Actualité jurisprudentielle du droit du travail – Mars / Avril 2021

Décisions évoquées : Conseil d'Etat, 9 mars 2021, n°433214 / Cour d'Appel de PARIS, 16 mars 2021, n°19/08721 / Cour de Cassation, Soc. 17 mars 2021, n°19-23.042 / Cour de Cassation, Soc. 24 mars 2021, n°19-12.208 / Cour de Cassation, Soc. 24 mars 2021, n°19-12.208 / Tribunal Judiciaire de Nanterre 10 mars 2021, n° RG 20/09616 / Tribunal Judiciaire de PARIS 30 mars 2021, n°RG20/09805 / Cour de Cassation, Soc. 31 mars 2021, n°19-22.388 / Cour de Cassation, Soc. 31 mars 2021, n°19-23.518 / Cour de Cassation, Civ 2ème. 8 avril 2021, n°20-11.935 / Cour de Cassation, Soc. 8 avril 2021, n°19-15.432 / Cour de Cassation, Soc. 14 avril 2021, n°19-24.079

justitia-2597016_1920

Intérêt à agir du CSE contre la décision d’un tiers institutionnel devant le juge administratif (CE, 9 mars 2021, n°433214)

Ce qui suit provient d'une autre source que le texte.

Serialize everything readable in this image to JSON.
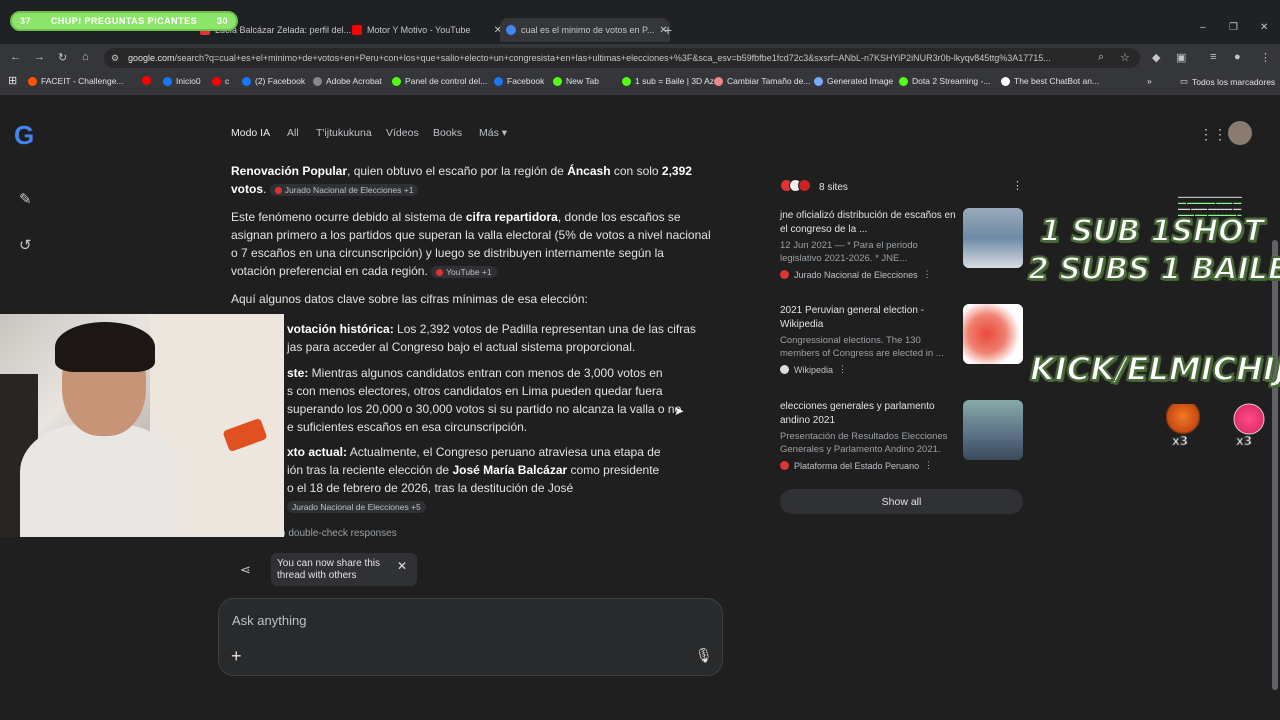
{
  "stream_alert": {
    "label": "CHUPI PREGUNTAS PICANTES",
    "left": "37",
    "right": "30"
  },
  "tabs": [
    {
      "title": "Lucía Balcázar Zelada: perfil del...",
      "color": "#d33"
    },
    {
      "title": "Motor Y Motivo - YouTube",
      "color": "#f00"
    },
    {
      "title": "cual es el minimo de votos en P...",
      "color": "#4285f4"
    }
  ],
  "new_tab": "+",
  "window_controls": {
    "minimize": "–",
    "maximize": "❐",
    "close": "✕"
  },
  "address": {
    "host": "google.com",
    "path": "/search?q=cual+es+el+minimo+de+votos+en+Peru+con+los+que+salio+electo+un+congresista+en+las+ultimas+elecciones+%3F&sca_esv=b59fbfbe1fcd72c3&sxsrf=ANbL-n7KSHYiP2iNUR3r0b-lkyqv845ttg%3A17715..."
  },
  "bookmarks": [
    {
      "label": "FACEIT - Challenge...",
      "color": "#f50"
    },
    {
      "label": "",
      "color": "#f00"
    },
    {
      "label": "Inicio0",
      "color": "#1877f2"
    },
    {
      "label": "c",
      "color": "#f00"
    },
    {
      "label": "(2) Facebook",
      "color": "#1877f2"
    },
    {
      "label": "Adobe Acrobat",
      "color": "#888"
    },
    {
      "label": "Panel de control del...",
      "color": "#53fc18"
    },
    {
      "label": "Facebook",
      "color": "#1877f2"
    },
    {
      "label": "New Tab",
      "color": "#53fc18"
    },
    {
      "label": "1 sub = Baile | 3D Az...",
      "color": "#53fc18"
    },
    {
      "label": "Cambiar Tamaño de...",
      "color": "#e88"
    },
    {
      "label": "Generated Image",
      "color": "#7af"
    },
    {
      "label": "Dota 2 Streaming -...",
      "color": "#53fc18"
    },
    {
      "label": "The best ChatBot an...",
      "color": "#fff"
    }
  ],
  "bookmarks_more": "»",
  "bookmarks_folder": "Todos los marcadores",
  "google_logo": "G",
  "search_nav": [
    {
      "label": "Modo IA"
    },
    {
      "label": "All"
    },
    {
      "label": "T'ijtukukuna"
    },
    {
      "label": "Vídeos"
    },
    {
      "label": "Books"
    },
    {
      "label": "Más ▾"
    }
  ],
  "answer": {
    "p1_a": "Renovación Popular",
    "p1_b": ", quien obtuvo el escaño por la región de ",
    "p1_c": "Áncash",
    "p1_d": " con solo ",
    "p1_e": "2,392 votos",
    "p1_f": ".",
    "cite1": "Jurado Nacional de Elecciones +1",
    "p2_a": "Este fenómeno ocurre debido al sistema de ",
    "p2_b": "cifra repartidora",
    "p2_c": ", donde los escaños se asignan primero a los partidos que superan la valla electoral (5% de votos a nivel nacional o 7 escaños en una circunscripción) y luego se distribuyen internamente según la votación preferencial en cada región.",
    "cite2": "YouTube +1",
    "p3": "Aquí algunos datos clave sobre las cifras mínimas de esa elección:",
    "b1_a": "votación histórica:",
    "b1_b": " Los 2,392 votos de Padilla representan una de las cifras",
    "b1_c": "jas para acceder al Congreso bajo el actual sistema proporcional.",
    "b2_a": "ste:",
    "b2_b": " Mientras algunos candidatos entran con menos de 3,000 votos en",
    "b2_c": "s con menos electores, otros candidatos en Lima pueden quedar fuera",
    "b2_d": "superando los 20,000 o 30,000 votos si su partido no alcanza la valla o no",
    "b2_e": "e suficientes escaños en esa circunscripción.",
    "b3_a": "xto actual:",
    "b3_b": " Actualmente, el Congreso peruano atraviesa una etapa de",
    "b3_c": "ión tras la reciente elección de ",
    "b3_d": "José María Balcázar",
    "b3_e": " como presidente",
    "b3_f": "o el 18 de febrero de 2026, tras la destitución de José",
    "cite3": "Jurado Nacional de Elecciones +5",
    "disclaimer": "mistakes, so double-check responses"
  },
  "sources": {
    "count_label": "8 sites",
    "items": [
      {
        "title": "jne oficializó distribución de escaños en el congreso de la ...",
        "desc": "12 Jun 2021 — * Para el periodo legislativo 2021-2026. * JNE...",
        "site": "Jurado Nacional de Elecciones",
        "thumb": "#6d8aa6"
      },
      {
        "title": "2021 Peruvian general election - Wikipedia",
        "desc": "Congressional elections. The 130 members of Congress are elected in ...",
        "site": "Wikipedia",
        "thumb": "#e84a3a"
      },
      {
        "title": "elecciones generales y parlamento andino 2021",
        "desc": "Presentación de Resultados Elecciones Generales y Parlamento Andino 2021.",
        "site": "Plataforma del Estado Peruano",
        "thumb": "#5a6f85"
      }
    ],
    "show_all": "Show all"
  },
  "tooltip": "You can now share this thread with others",
  "ask_placeholder": "Ask anything",
  "overlay": {
    "line1": "1 SUB  1SHOT",
    "line2": "2 SUBS 1 BAILE",
    "line3": "KICK/ELMICHIJ",
    "emote_count1": "x3",
    "emote_count2": "x3"
  }
}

Le Conseil d’Etat a admis la possibilité pour le Comité Social et Economique (ex comité d’entreprise) d’agir contre une décision d’une autorité administrative indépendante, lorsque celle-ci concerne directement l’entreprise dans laquelle celui-ci est élu.

En l’espèce, l’Autorité de la Concurrence avait délivré une autorisation de prise de contrôle à une Société absorbante, alors même que le CSE de la Société absorbée avait saisi le juge judiciaire, pour obtenir une injonction d’ouvrir la négociation annuelle sur les intérêts stratégiques, avant tout dépôt de cette demande d’autorisation.

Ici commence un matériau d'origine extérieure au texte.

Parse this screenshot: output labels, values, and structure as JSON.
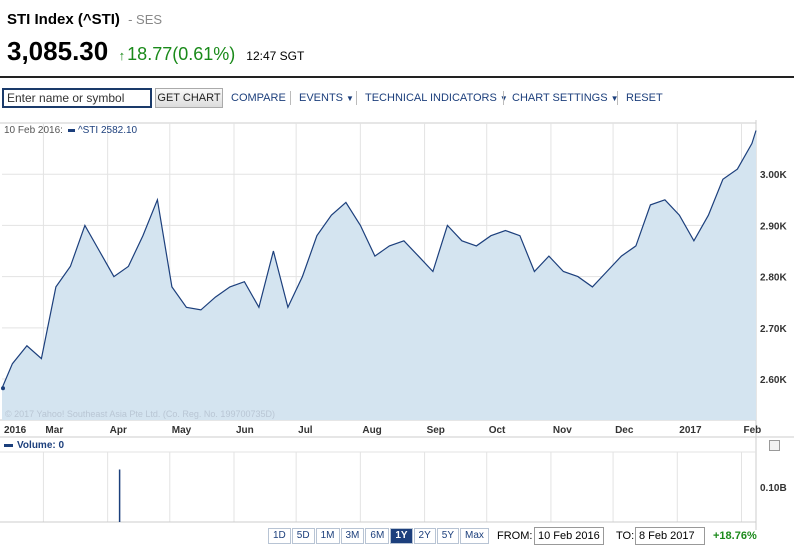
{
  "header": {
    "index_name": "STI Index (^STI)",
    "exchange": "- SES",
    "last_price": "3,085.30",
    "change": "18.77(0.61%)",
    "time": "12:47 SGT",
    "up_color": "#1a8a1a"
  },
  "toolbar": {
    "symbol_placeholder": "Enter name or symbol",
    "get_chart_label": "GET CHART",
    "compare_label": "COMPARE",
    "events_label": "EVENTS",
    "technical_label": "TECHNICAL INDICATORS",
    "settings_label": "CHART SETTINGS",
    "reset_label": "RESET"
  },
  "legend": {
    "date": "10 Feb 2016:",
    "series": "^STI 2582.10"
  },
  "copyright": "© 2017 Yahoo! Southeast Asia Pte Ltd. (Co. Reg. No. 199700735D)",
  "volume_label": "Volume: 0",
  "range": {
    "buttons": [
      "1D",
      "5D",
      "1M",
      "3M",
      "6M",
      "1Y",
      "2Y",
      "5Y",
      "Max"
    ],
    "active": "1Y",
    "from_label": "FROM:",
    "from_value": "10 Feb 2016",
    "to_label": "TO:",
    "to_value": "8 Feb 2017",
    "change": "+18.76%"
  },
  "chart_data": [
    {
      "type": "area",
      "series": [
        {
          "name": "^STI",
          "x": [
            "2016-02-10",
            "2016-02-15",
            "2016-02-22",
            "2016-02-29",
            "2016-03-07",
            "2016-03-14",
            "2016-03-21",
            "2016-03-28",
            "2016-04-04",
            "2016-04-11",
            "2016-04-18",
            "2016-04-25",
            "2016-05-02",
            "2016-05-09",
            "2016-05-16",
            "2016-05-23",
            "2016-05-30",
            "2016-06-06",
            "2016-06-13",
            "2016-06-20",
            "2016-06-27",
            "2016-07-04",
            "2016-07-11",
            "2016-07-18",
            "2016-07-25",
            "2016-08-01",
            "2016-08-08",
            "2016-08-15",
            "2016-08-22",
            "2016-08-29",
            "2016-09-05",
            "2016-09-12",
            "2016-09-19",
            "2016-09-26",
            "2016-10-03",
            "2016-10-10",
            "2016-10-17",
            "2016-10-24",
            "2016-10-31",
            "2016-11-07",
            "2016-11-14",
            "2016-11-21",
            "2016-11-28",
            "2016-12-05",
            "2016-12-12",
            "2016-12-19",
            "2016-12-26",
            "2017-01-02",
            "2017-01-09",
            "2017-01-16",
            "2017-01-23",
            "2017-01-30",
            "2017-02-06",
            "2017-02-08"
          ],
          "values": [
            2582.1,
            2630,
            2665,
            2640,
            2780,
            2820,
            2900,
            2850,
            2800,
            2820,
            2880,
            2950,
            2780,
            2740,
            2735,
            2760,
            2780,
            2790,
            2740,
            2850,
            2740,
            2800,
            2880,
            2920,
            2945,
            2900,
            2840,
            2860,
            2870,
            2840,
            2810,
            2900,
            2870,
            2860,
            2880,
            2890,
            2880,
            2810,
            2840,
            2810,
            2800,
            2780,
            2810,
            2840,
            2860,
            2940,
            2950,
            2920,
            2870,
            2920,
            2990,
            3010,
            3060,
            3085.3
          ]
        }
      ],
      "xlabel": "",
      "ylabel": "",
      "x_ticks": [
        "2016",
        "Mar",
        "Apr",
        "May",
        "Jun",
        "Jul",
        "Aug",
        "Sep",
        "Oct",
        "Nov",
        "Dec",
        "2017",
        "Feb"
      ],
      "y_ticks": [
        "2.60K",
        "2.70K",
        "2.80K",
        "2.90K",
        "3.00K"
      ],
      "ylim": [
        2520,
        3100
      ],
      "grid": true,
      "line_color": "#1c3f7c",
      "fill_color": "#d4e4f0"
    },
    {
      "type": "bar",
      "series": [
        {
          "name": "Volume",
          "x": [
            "2016-04-04"
          ],
          "values": [
            0.15
          ]
        }
      ],
      "y_ticks": [
        "0.10B"
      ],
      "ylim": [
        0,
        0.2
      ],
      "bar_color": "#1c3f7c"
    }
  ]
}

Si le juge administratif a logiquement considéré que l’Autorité de la Concurrence n’était pas liée par la décision du juge judiciaire, qui s’imposait uniquement à la Société absorbée, et qu’elle était donc libre de rendre sa décision quand elle le souhaitait, il a été jugé que le CSE avait bien un intérêt à agir devant lui contre la décision d’autorisation de l’opération de prise de contrôle.

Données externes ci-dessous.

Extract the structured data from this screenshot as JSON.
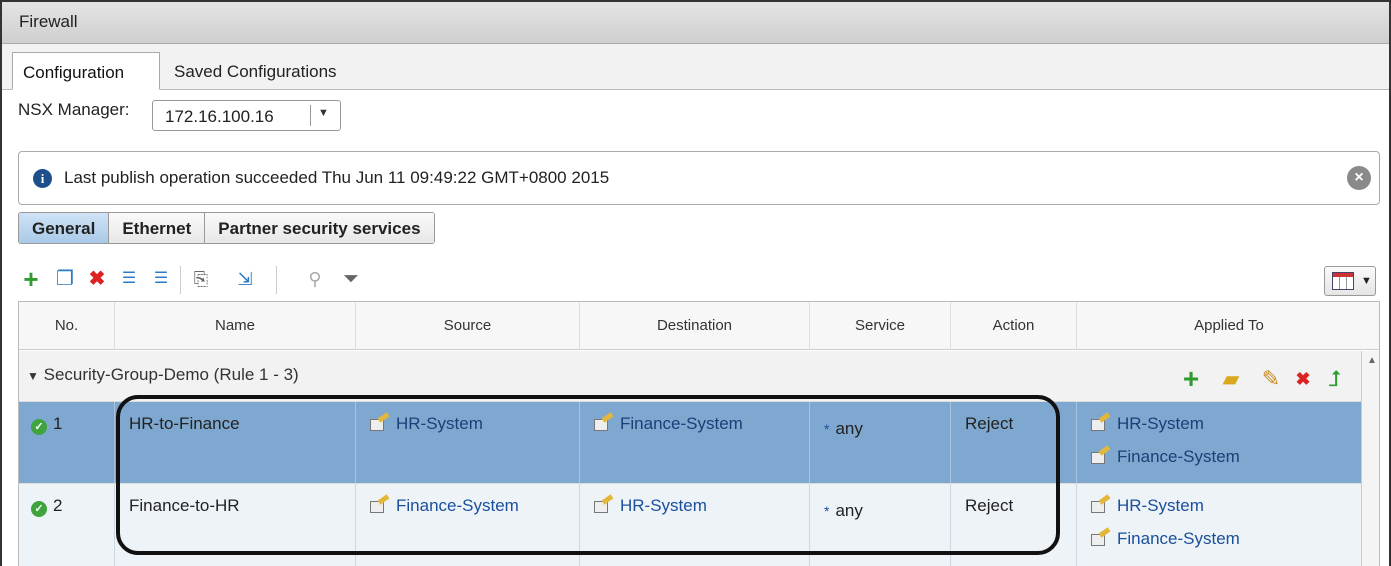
{
  "window": {
    "title": "Firewall"
  },
  "tabs": [
    {
      "label": "Configuration",
      "active": true
    },
    {
      "label": "Saved Configurations",
      "active": false
    }
  ],
  "nsx_manager": {
    "label": "NSX Manager:",
    "value": "172.16.100.16"
  },
  "notice": {
    "message": "Last publish operation succeeded Thu Jun 11 09:49:22 GMT+0800 2015",
    "icon": "info-icon",
    "close_icon": "close-circle-icon"
  },
  "subtabs": [
    {
      "label": "General",
      "active": true
    },
    {
      "label": "Ethernet",
      "active": false
    },
    {
      "label": "Partner security services",
      "active": false
    }
  ],
  "toolbar": {
    "icons": [
      "add-rule-icon",
      "copy-rule-icon",
      "delete-rule-icon",
      "move-up-icon",
      "move-down-icon",
      "paste-rule-icon",
      "export-icon",
      "clear-filter-icon",
      "filter-icon"
    ],
    "columns_icon": "columns-icon"
  },
  "table": {
    "columns": [
      "No.",
      "Name",
      "Source",
      "Destination",
      "Service",
      "Action",
      "Applied To"
    ],
    "section": {
      "label": "Security-Group-Demo (Rule 1 - 3)",
      "icons": [
        "add-icon",
        "add-section-icon",
        "edit-icon",
        "delete-icon",
        "move-up-icon"
      ]
    },
    "rows": [
      {
        "no": "1",
        "name": "HR-to-Finance",
        "source": "HR-System",
        "destination": "Finance-System",
        "service": "any",
        "action": "Reject",
        "applied_to": [
          "HR-System",
          "Finance-System"
        ],
        "selected": true
      },
      {
        "no": "2",
        "name": "Finance-to-HR",
        "source": "Finance-System",
        "destination": "HR-System",
        "service": "any",
        "action": "Reject",
        "applied_to": [
          "HR-System",
          "Finance-System"
        ],
        "selected": false
      }
    ]
  },
  "colors": {
    "selected_row": "#7ea8cf",
    "link": "#1a4f9c",
    "status_ok": "#3ea43e",
    "delete": "#dd2222"
  }
}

Le Conseil d’Etat considère ainsi qu’en agissant contre cette décision, le CSE ne fait que mettre en œuvre ses attributions de défense de la communauté de travail concernant la gestion économique et financière de l’entreprise et les conditions de travail.

Par cet arrêt, le Conseil d’Etat vient donc étendre la possibilité offerte au CSE d’agir devant les juridictions contre les tiers, et non plus seulement contre l’employeur.


Barèmes Macron – A son tour, la Cour d’Appel de Paris fait de la résistance (CA de PARIS, 16 mars 2021, n°19/08721)

Alors que l’Assemblée Plénière de la Cour de Cassation a jugé, dans un avis, la conformité des barèmes Macron avec le droit international et que l’on pensait ce débat définitivement tranché, la Cour d’Appel de Paris s’est mise à son tour à faire de la résistance.

Sur le fondement du principe de l’indemnisation adéquate, la Cour a ainsi jugé qu’un salarié ayant 4 ans d’ancienneté et plus de 53 ans ne pouvait voir le préjudice lié à la perte de son emploi réparé par le versement d’une somme de 4 mois de salaire.

Compte tenu des difficultés du salarié à pouvoir retrouver un emploi, la Cour d’Appel a suivi les nombreux Conseils de Prud’hommes frondeurs aux barèmes Macron, et s’est donc positionnée en faveur d’une indemnisation fondée sur le préjudice réel.

Cet arrêt vient donc une nouvelle fois créer une insécurité juridique sur l’application de ces barèmes et appelle les employeurs à adopter une certaine prudence en calculant le risque judiciaire afférent à un licenciement.

Reste donc à attendre la position de la Chambre Sociale de la Cour de Cassation qui serait saisie en dehors du cadre d’un simple avis, pour appréhender dans quelle mesure les barèmes prud’homaux pourraient éventuellement être amenés à disparaitre, sur le fondement d’une éventuelle contrariété au droit international et communautaire.


L’effet rétroactif de l’annulation d’une décision de retrait de port d’armes, fait perdre au licenciement son caractère réel et sérieux (Cass, Soc. 17 mars 2021, n°19-23.042)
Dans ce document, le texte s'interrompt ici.